Nesta sexta-feira (13/2) já começam as festas e alguns blocos de Carnaval no Distrito Federal. Entre os itens obrigatórios, tênis confortável, roupas leves, água e protetor solar. Porém essa época do ano também exige atenção à saúde, principalmente com a transmissão de Infecções Sexualmente Transmissíveis (ISTs). Por isso, a Secretaria de Saúde do Distrito Federal (SES-DF) se uniu aos organizadores de blocos para distribuir preservativos externos e internos, além de gel lubrificante e autotestes para os foliões.
“O Carnaval apresenta diversas situações que aumentam a vulnerabilidade e o risco de transmissão das ISTs. Pensando nisso, nós adotamos medidas de saúde pública para fornecer orientações e serviços para a população que vai comparecer aos blocos, promovendo a saúde sexual e a prevenção”, explica a gerente de Vigilância de Infecções Sexualmente Transmissíveis da SES-DF, Beatriz Maciel Luz.

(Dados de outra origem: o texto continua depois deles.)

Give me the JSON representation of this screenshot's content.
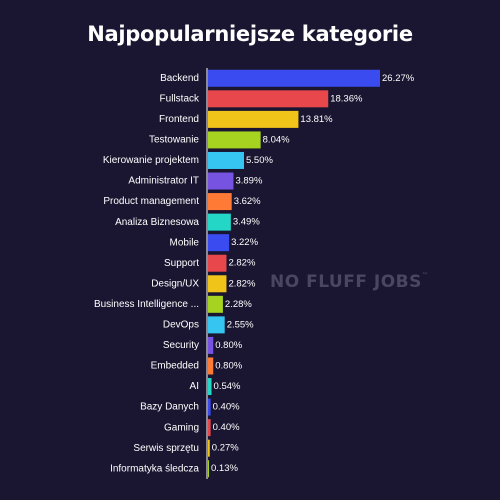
{
  "watermark": "NO FLUFF JOBS",
  "watermark_tm": "™",
  "chart_data": {
    "type": "bar",
    "orientation": "horizontal",
    "title": "Najpopularniejsze kategorie",
    "value_suffix": "%",
    "xlim": [
      0,
      26.27
    ],
    "grid": false,
    "categories": [
      "Backend",
      "Fullstack",
      "Frontend",
      "Testowanie",
      "Kierowanie projektem",
      "Administrator IT",
      "Product management",
      "Analiza Biznesowa",
      "Mobile",
      "Support",
      "Design/UX",
      "Business Intelligence ...",
      "DevOps",
      "Security",
      "Embedded",
      "AI",
      "Bazy Danych",
      "Gaming",
      "Serwis sprzętu",
      "Informatyka śledcza"
    ],
    "values": [
      26.27,
      18.36,
      13.81,
      8.04,
      5.5,
      3.89,
      3.62,
      3.49,
      3.22,
      2.82,
      2.82,
      2.28,
      2.55,
      0.8,
      0.8,
      0.54,
      0.4,
      0.4,
      0.27,
      0.13
    ],
    "labels": [
      "26.27%",
      "18.36%",
      "13.81%",
      "8.04%",
      "5.50%",
      "3.89%",
      "3.62%",
      "3.49%",
      "3.22%",
      "2.82%",
      "2.82%",
      "2.28%",
      "2.55%",
      "0.80%",
      "0.80%",
      "0.54%",
      "0.40%",
      "0.40%",
      "0.27%",
      "0.13%"
    ],
    "colors": [
      "#3a4cf0",
      "#e8474b",
      "#f0c419",
      "#a5d320",
      "#36c5f0",
      "#7653e0",
      "#ff7a35",
      "#24d6c6",
      "#3a4cf0",
      "#e8474b",
      "#f0c419",
      "#a5d320",
      "#36c5f0",
      "#7653e0",
      "#ff7a35",
      "#24d6c6",
      "#3a4cf0",
      "#e8474b",
      "#f0c419",
      "#a5d320"
    ]
  }
}
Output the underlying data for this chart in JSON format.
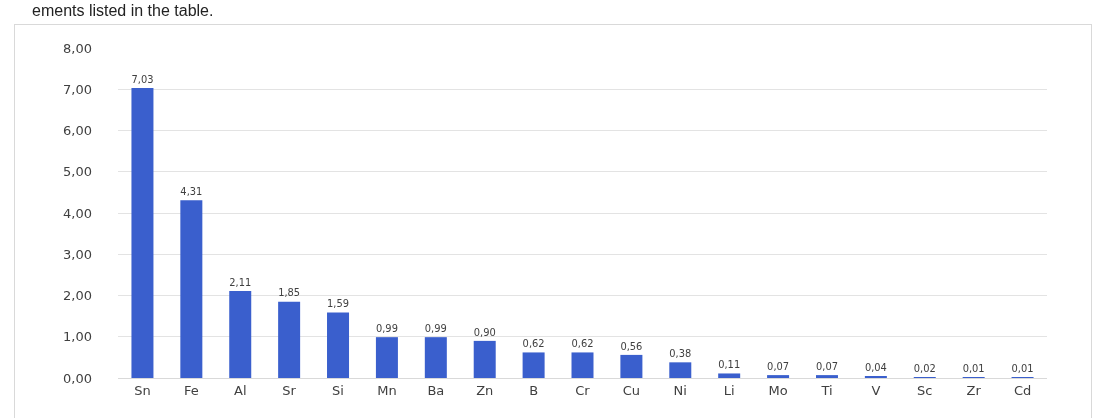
{
  "chart_data": {
    "type": "bar",
    "annotations": [
      "ements listed in the table."
    ],
    "categories": [
      "Sn",
      "Fe",
      "Al",
      "Sr",
      "Si",
      "Mn",
      "Ba",
      "Zn",
      "B",
      "Cr",
      "Cu",
      "Ni",
      "Li",
      "Mo",
      "Ti",
      "V",
      "Sc",
      "Zr",
      "Cd"
    ],
    "values": [
      7.03,
      4.31,
      2.11,
      1.85,
      1.59,
      0.99,
      0.99,
      0.9,
      0.62,
      0.62,
      0.56,
      0.38,
      0.11,
      0.07,
      0.07,
      0.04,
      0.02,
      0.01,
      0.01
    ],
    "value_labels": [
      "7,03",
      "4,31",
      "2,11",
      "1,85",
      "1,59",
      "0,99",
      "0,99",
      "0,90",
      "0,62",
      "0,62",
      "0,56",
      "0,38",
      "0,11",
      "0,07",
      "0,07",
      "0,04",
      "0,02",
      "0,01",
      "0,01"
    ],
    "color": "#3a5fcd",
    "ylim": [
      0,
      8
    ],
    "yticks": [
      {
        "value": 0,
        "label": "0,00"
      },
      {
        "value": 1,
        "label": "1,00"
      },
      {
        "value": 2,
        "label": "2,00"
      },
      {
        "value": 3,
        "label": "3,00"
      },
      {
        "value": 4,
        "label": "4,00"
      },
      {
        "value": 5,
        "label": "5,00"
      },
      {
        "value": 6,
        "label": "6,00"
      },
      {
        "value": 7,
        "label": "7,00"
      },
      {
        "value": 8,
        "label": "8,00"
      }
    ],
    "grid": "y"
  }
}
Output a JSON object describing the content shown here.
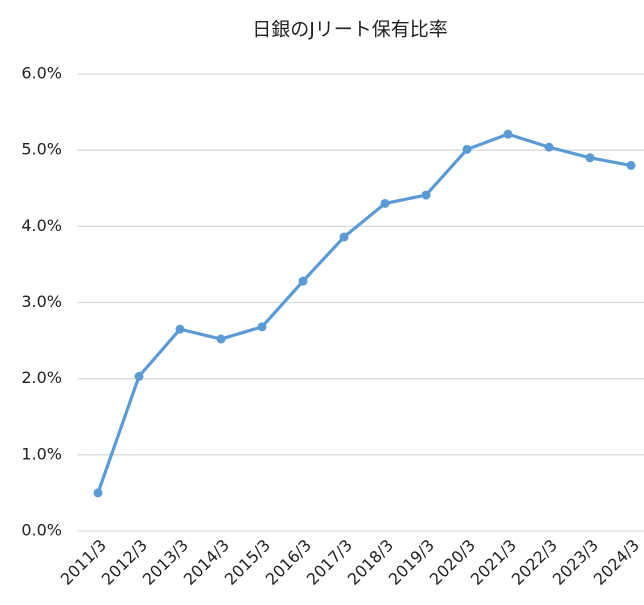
{
  "chart_data": {
    "type": "line",
    "title": "日銀のJリート保有比率",
    "categories": [
      "2011/3",
      "2012/3",
      "2013/3",
      "2014/3",
      "2015/3",
      "2016/3",
      "2017/3",
      "2018/3",
      "2019/3",
      "2020/3",
      "2021/3",
      "2022/3",
      "2023/3",
      "2024/3"
    ],
    "values": [
      0.5,
      2.03,
      2.65,
      2.52,
      2.68,
      3.28,
      3.86,
      4.3,
      4.41,
      5.01,
      5.21,
      5.04,
      4.9,
      4.8
    ],
    "color": "#5b9bd5",
    "ylim": [
      0,
      6
    ],
    "yticks": [
      {
        "value": 0,
        "label": "0.0%"
      },
      {
        "value": 1,
        "label": "1.0%"
      },
      {
        "value": 2,
        "label": "2.0%"
      },
      {
        "value": 3,
        "label": "3.0%"
      },
      {
        "value": 4,
        "label": "4.0%"
      },
      {
        "value": 5,
        "label": "5.0%"
      },
      {
        "value": 6,
        "label": "6.0%"
      }
    ],
    "grid": true
  }
}
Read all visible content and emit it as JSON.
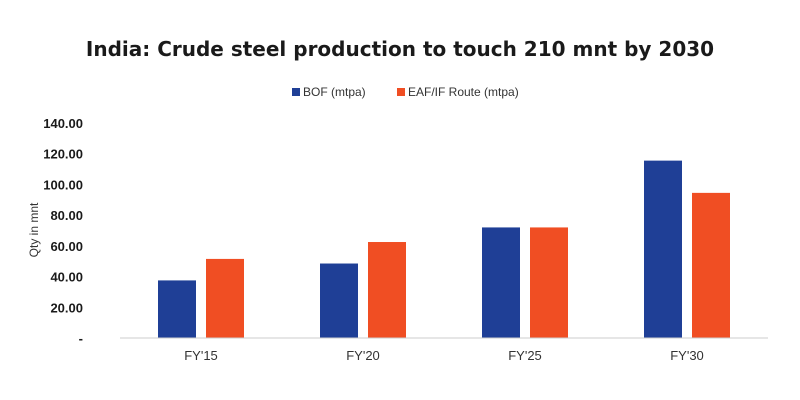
{
  "chart_data": {
    "type": "bar",
    "title": "India: Crude steel production to touch 210 mnt by 2030",
    "ylabel": "Qty in mnt",
    "xlabel": "",
    "categories": [
      "FY'15",
      "FY'20",
      "FY'25",
      "FY'30"
    ],
    "series": [
      {
        "name": "BOF (mtpa)",
        "color": "#1f3f96",
        "values": [
          37.5,
          48.5,
          72,
          115.5
        ]
      },
      {
        "name": "EAF/IF Route (mtpa)",
        "color": "#f04e23",
        "values": [
          51.5,
          62.5,
          72,
          94.5
        ]
      }
    ],
    "ylim": [
      0,
      140
    ],
    "yticks": [
      {
        "value": 0,
        "label": "-"
      },
      {
        "value": 20,
        "label": "20.00"
      },
      {
        "value": 40,
        "label": "40.00"
      },
      {
        "value": 60,
        "label": "60.00"
      },
      {
        "value": 80,
        "label": "80.00"
      },
      {
        "value": 100,
        "label": "100.00"
      },
      {
        "value": 120,
        "label": "120.00"
      },
      {
        "value": 140,
        "label": "140.00"
      }
    ],
    "grid": false,
    "legend": "top-center"
  }
}
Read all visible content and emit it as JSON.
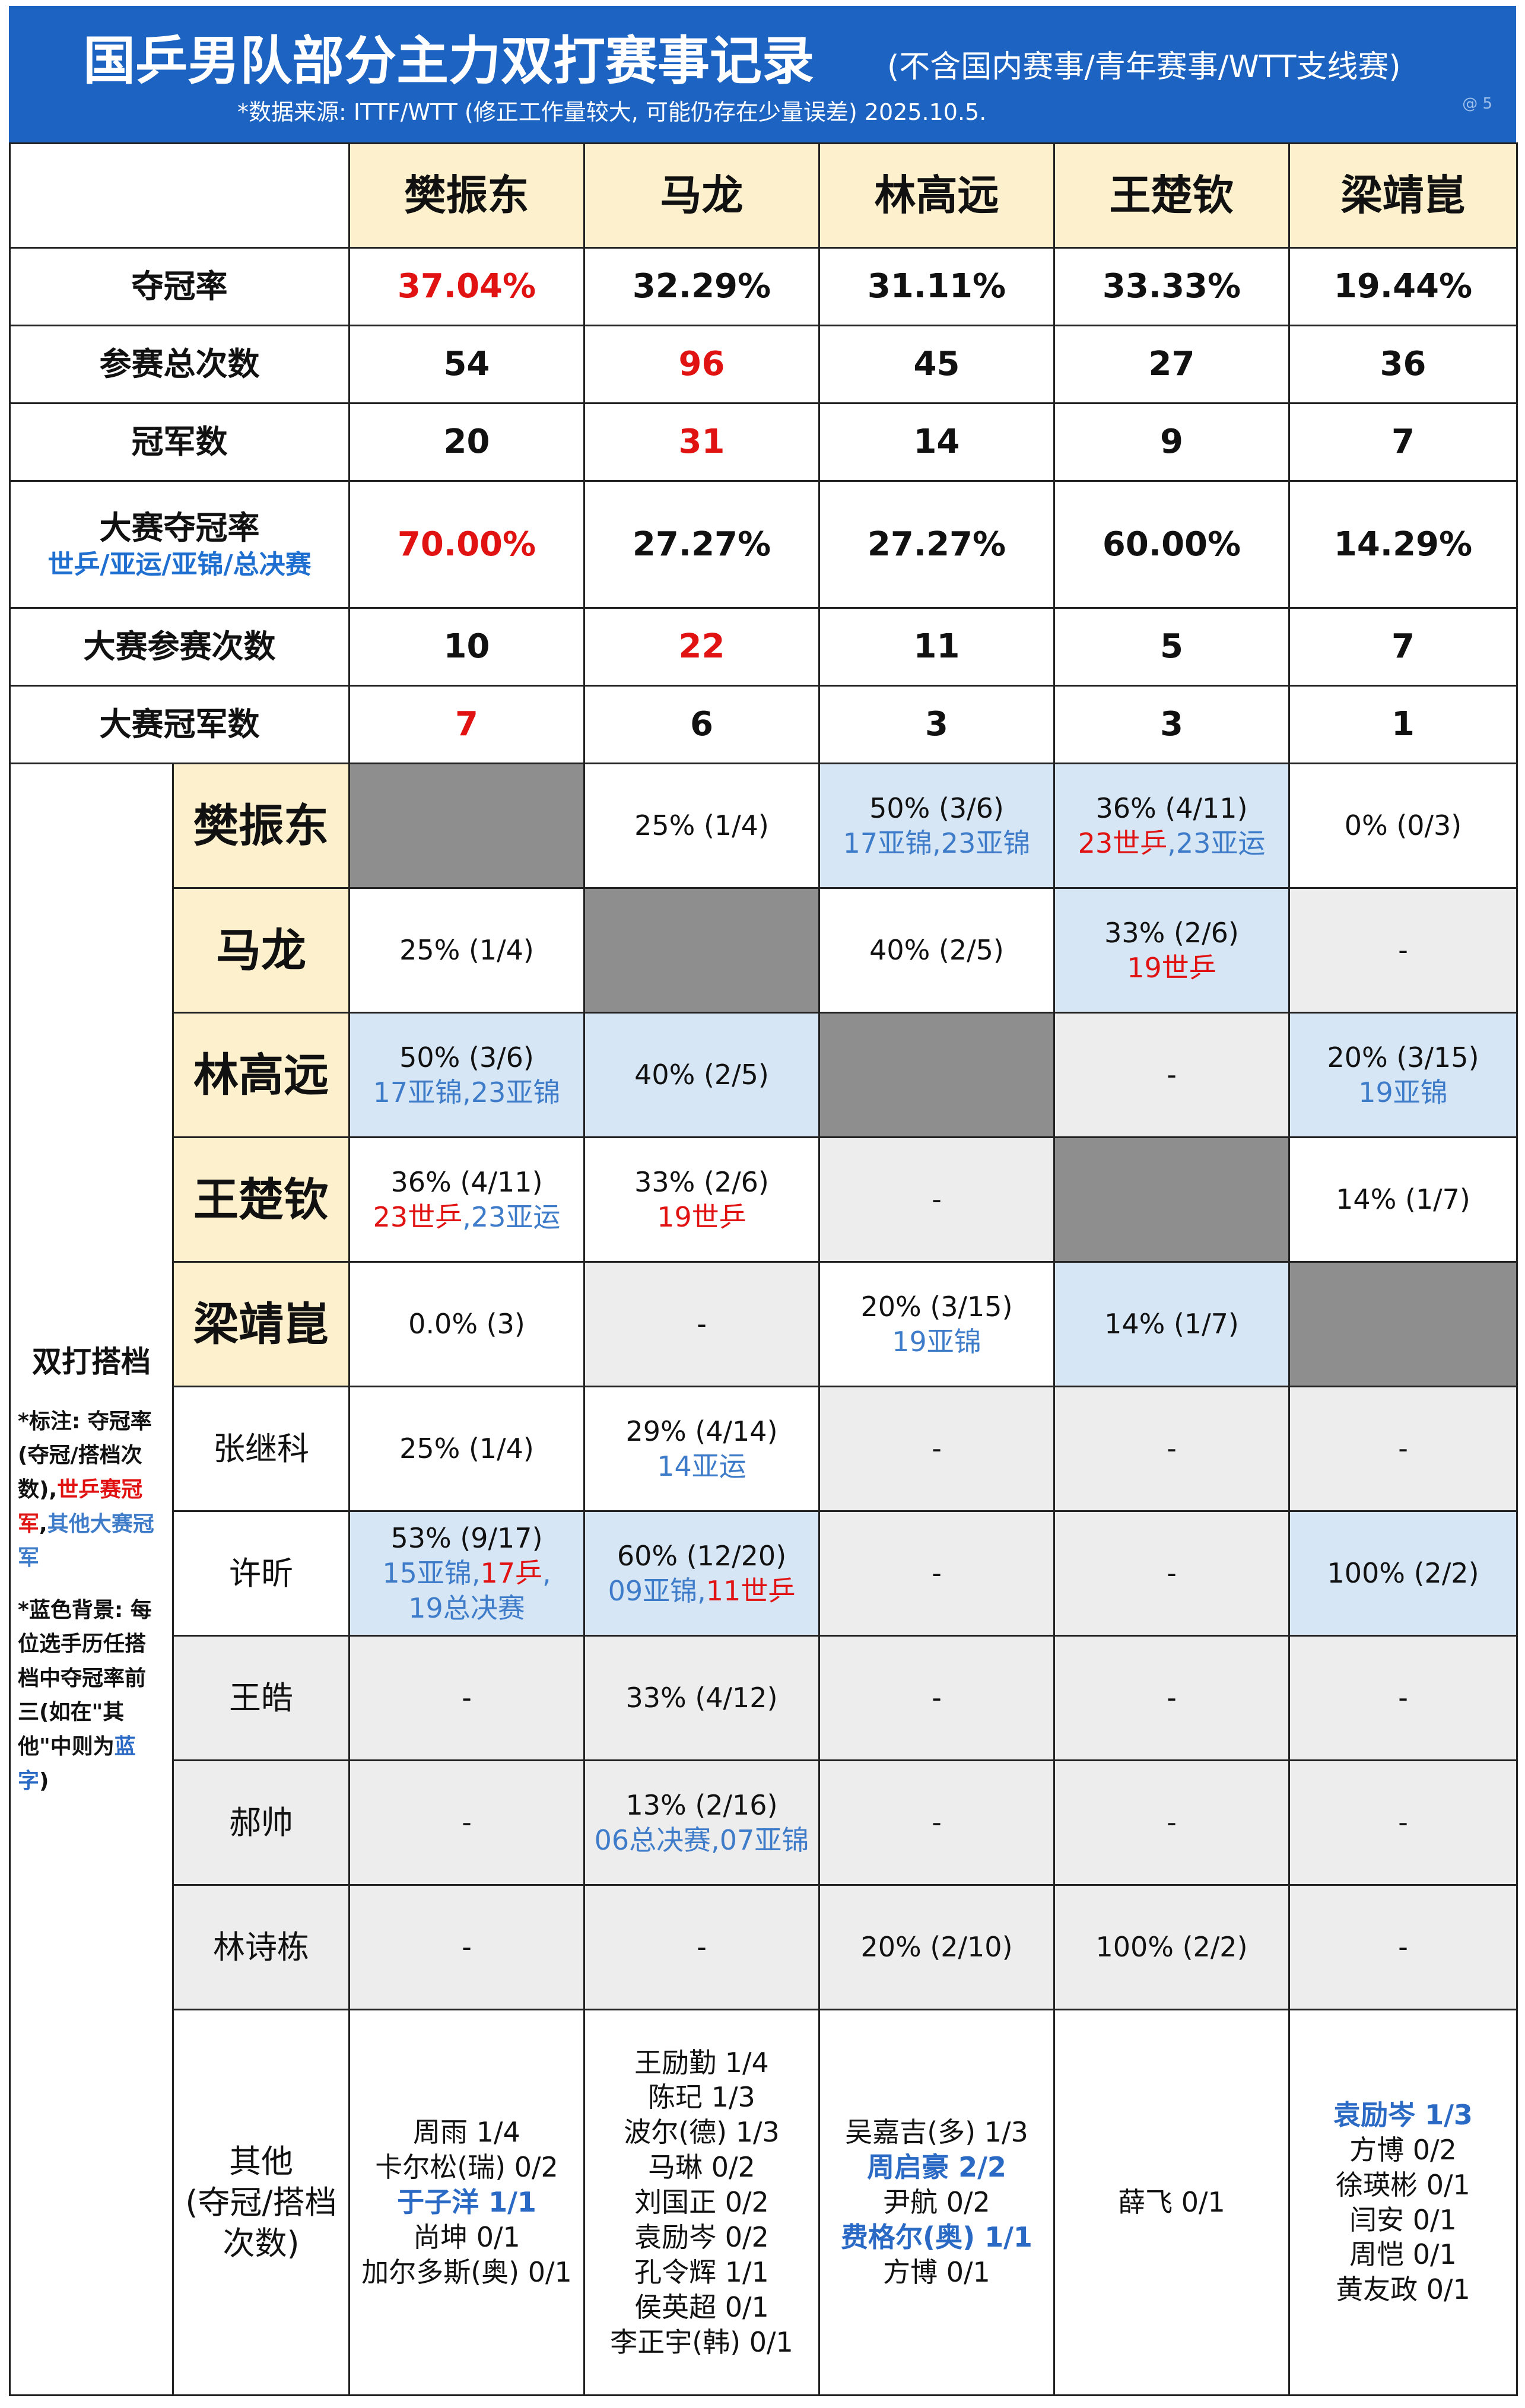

Mais de 90 mil insumos foram disponibilizados aos organizadores dos blocos de Carnaval do DF, que vão distribuí-los durante os quatro dias de festa no Espaço Acolher, localizado na Plataforma Monumental, próximo à Esplanada dos Ministérios. A rede pública de saúde do DF também disponibiliza profilaxias pré e pós-exposição ao HIV (PrEP e PeP) em diversas unidades de atendimento.
Prevenção combinada
A melhor forma de evitar a disseminação de ISTs, como HIV, sífilis, hepatites B e C, é a prevenção combinada, que consiste no uso integrado de diferentes abordagens. O objetivo é alcançar um impacto máximo na redução de novas infecções ao combinar estratégias biomédicas, comportamentais e estruturais, considerando o contexto social das pessoas com maior vulnerabilidade e as questões individuais de cada paciente.
Por isso, a SES-DF disponibiliza não apenas preservativos, mas também testagem regular, vacinação contra o HPV e a hepatite B, além da PrEP e PEP para prevenir o HIV.
O último Boletim Epidemiológico da SES-DF indica que 42,6% dos casos de HIV registrados entre 2020 e 2024 no DF ocorreram em pessoas de 20 a 29 anos. No caso da aids, as maiores proporções também se mantiveram nessa faixa etária, com 30% das ocorrências.
Entre 2020 e 2024, foram notificados 3.838 casos de infecção pelo HIV e 1.177 casos de aids em residentes do DF. Em relação ao HIV, no período, mantém-se tendência de estabilidade. Sobre a aids, observou-se uma tendência de redução do coeficiente de detecção por 100 mil habitantes, de 8,5 no ano de 2020, para 5,3 em 2024.